Et un autre qui a gueulé :
— Remboursez ! Remboursez ! mais ils se sont fait couvrir par des chuts et mademoiselle Cora a commencé à chanter et il faut dire que la voix était ce qu’elle avait de mieux :
Si tu t’imagines
Fillette fillette
Si tu t’imagines
Qu’ça va qu’ ça va qu’ ça
Va durer toujours
La saison des a
La saison des a
Saison des amours
Ce que tu te goures
Fillette fillette
Ce que tu te goures…
Il y eut le grand silence cette fois. Elle avait le spot blanc sur le visage, mademoiselle Cora, on la voyait dans tous ses détails, elle avait vraiment de l’autorité, quoi. Des années et des années de métier, ça ne se perd pas. J’étais à côté du gros Benno qui suait et s’essuyait et Zad penchait son squelette sur mademoiselle Cora, un peu au-dessus, en arrière. Alors mademoiselle Cora s’est tournée vers moi et elle a tendu la main dans ma direction et quand j’ai entendu la suite, tout ce que j’ai pu faire pour me dissimuler c’était sourire.
Il avait un air très doux
Des yeux rêveurs un peu fous
Aux lueurs étranges
Comme bien des gars du Nord
Dans les cheveux un peu d’or,
Un sourire d’ange…
Elle s’est tue. Je ne savais pas si la chanson était finie ou si mademoiselle Cora s’était interrompue parce qu’elle ne savait plus ou pour d’autres raisons que je n’ai pas à savoir et qui étaient connues d’elle seule. Cette fois elle a eu droit à de vrais applaudissements et pas seulement du bout des lèvres. Moi aussi j’ai applaudi avec tout le monde qui me regardait. Même que Benno lui a encore baisé la main sans oublier de la pousser doucement vers la porte, en répétant pour lui donner satisfaction :
— Bravo ! Bravo ! Mes compliments. Vous avez fait un triomphe ! J’ai connu ça moi ! La grande époque ! Le Tabou ! Gréco ! La Rose Rouge ! Je pensais que vous, c’était bien avant !

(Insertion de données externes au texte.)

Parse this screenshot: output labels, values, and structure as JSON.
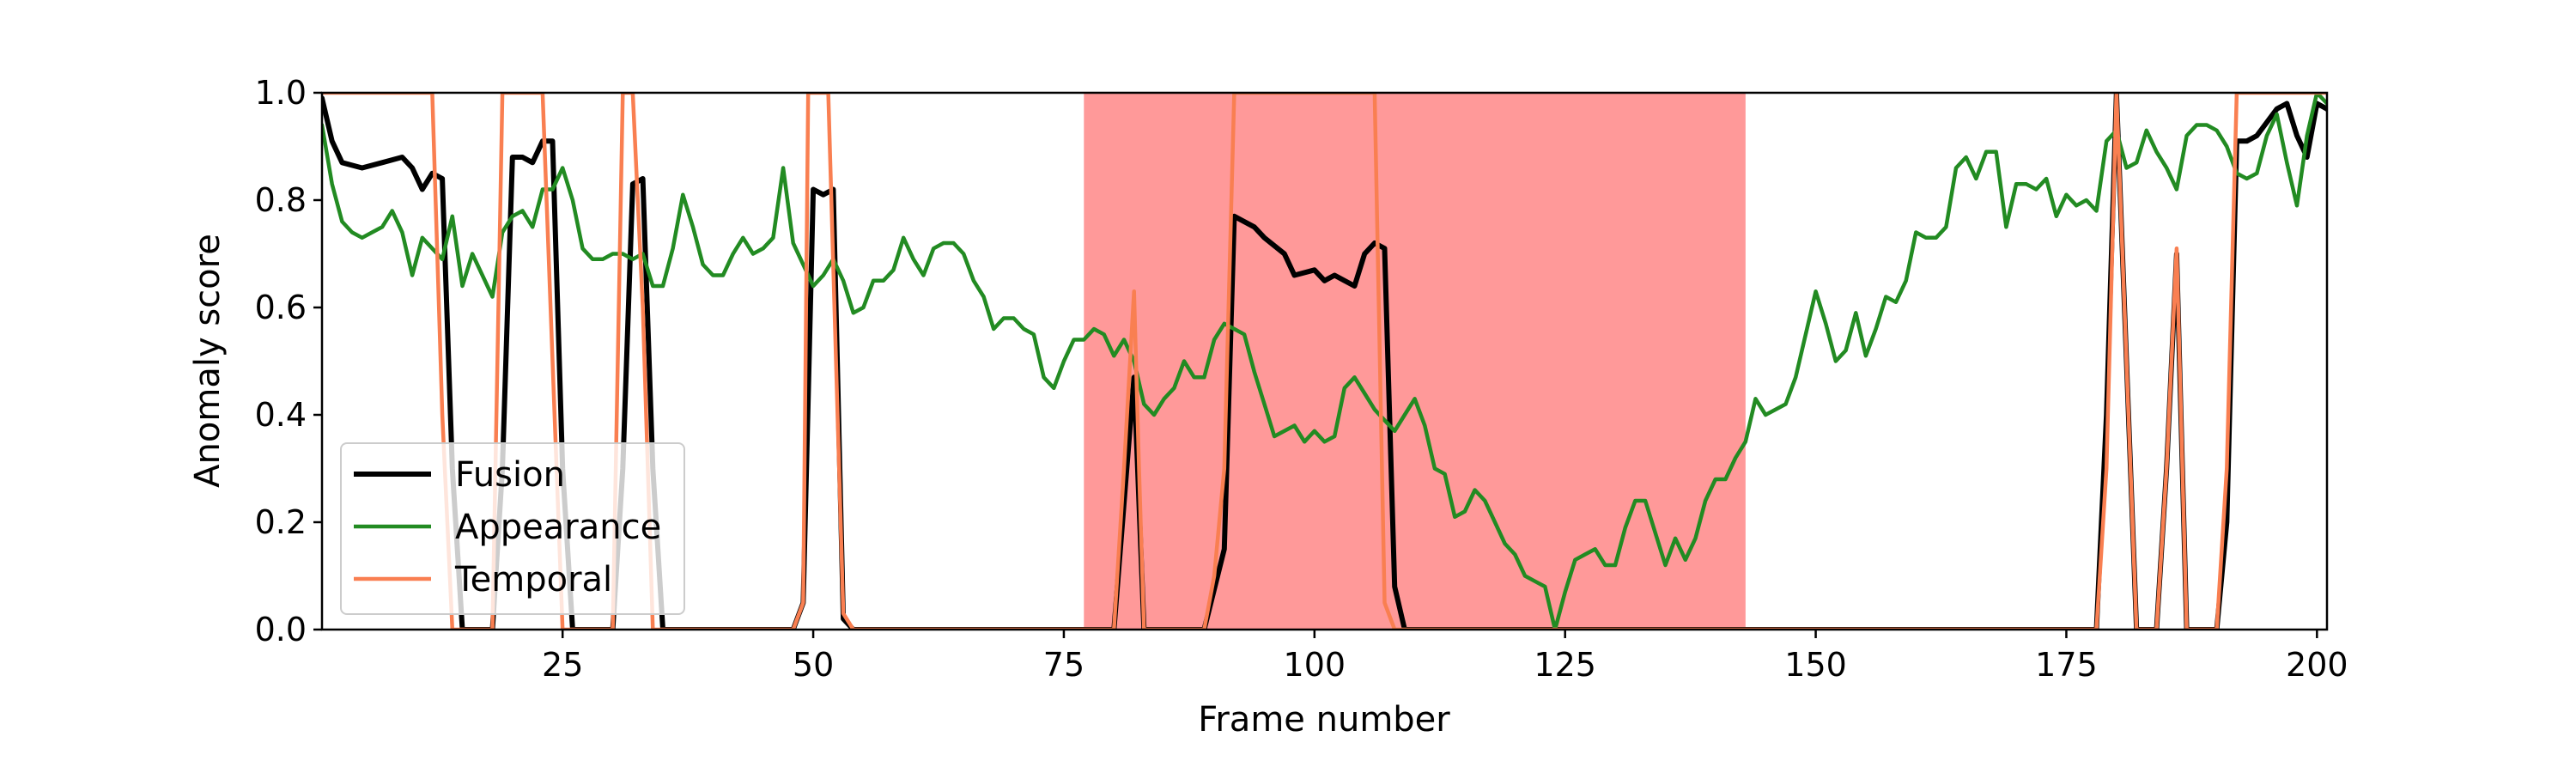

Et puis il a voulu se surpasser dans le soulagement, vu qu’on était déjà près de la sortie.
— Ah ! si on pouvait réunir sur la même affiche Piaf, Fréhel, Damia et vous, mademoiselle…
Là il est encore tombé en panne.
— Cora Lamenaire, que je lui ai glissé.
— C’est ça, Cora Lamenaire… Il y a des noms qu’on n’oublie pas !
Il m’a serré la main, tellement il était pour le compromis historique.
On était dehors.
XVIII
Je soutenais mademoiselle Cora, chez qui c’était l’émotion encore plus que le champagne.
— Ouf ! fit-elle en portant la main à son cœur, pour montrer qu’elle était à bout de souffle.
Elle m’a embrassé et puis elle s’est penchée en arrière en gardant les deux mains sur mes épaules pour mieux me regarder, elle a arrangé un peu mes cheveux, elle avait fait ça pour moi et elle voulait voir si j’étais fier d’elle. Elle avait tellement l’air d’une petite fille espiègle qui savait quelle n’aurait pas dû faire ça que j’ai failli lui foutre une tarte. Chuck dit que la sensibilité est une des sept plaies de l’Egypte.
— Vous avez été formidable, mademoiselle Cora. C’est dommage de rester à la maison, avec une voix pareille.
— Les jeunes, ils ont perdu l’habitude. C’est quand même autre chose que ce qu’on chante aujourd’hui. Ils gueulent, et c’est tout.
— Ils ont besoin de gueuler et même plus, mademoiselle Cora.
— Je pense que la vraie chanson va revenir. Il faut être patient et savoir attendre. Ça va revenir. Pour moi ça s’est arrêté à Prévert. Marianne Oswald a été la première à le chanter, en 1936.
Elle a commencé :
La houle
Saoule
Roule…
Je lui ai mis la main sur la bouche, mais gentiment. Elle a ri gaiement et puis elle a respiré un bon coup et elle est devenue triste.
— Prévert est mort et Raymond Queneau aussi et Marianne Oswald vit toujours, je l’ai vue l’autre jour à la brasserie Lutetia…
Je n’ai jamais rencontré personne qui connaissait plus de noms que je ne connaissais pas. Et puis elle a pris un air têtu :
— Mais ça va revenir. C’est un métier où il faut savoir attendre.
Je la fis monter dans le taxi et je démarrai à toute pompe. Elle ne disait plus rien et regardait devant elle. Je lui jetais un coup d’œil de temps en temps et ça devait arriver. Elle pleurait. Je lui ai pris la main, pour dire quelque chose.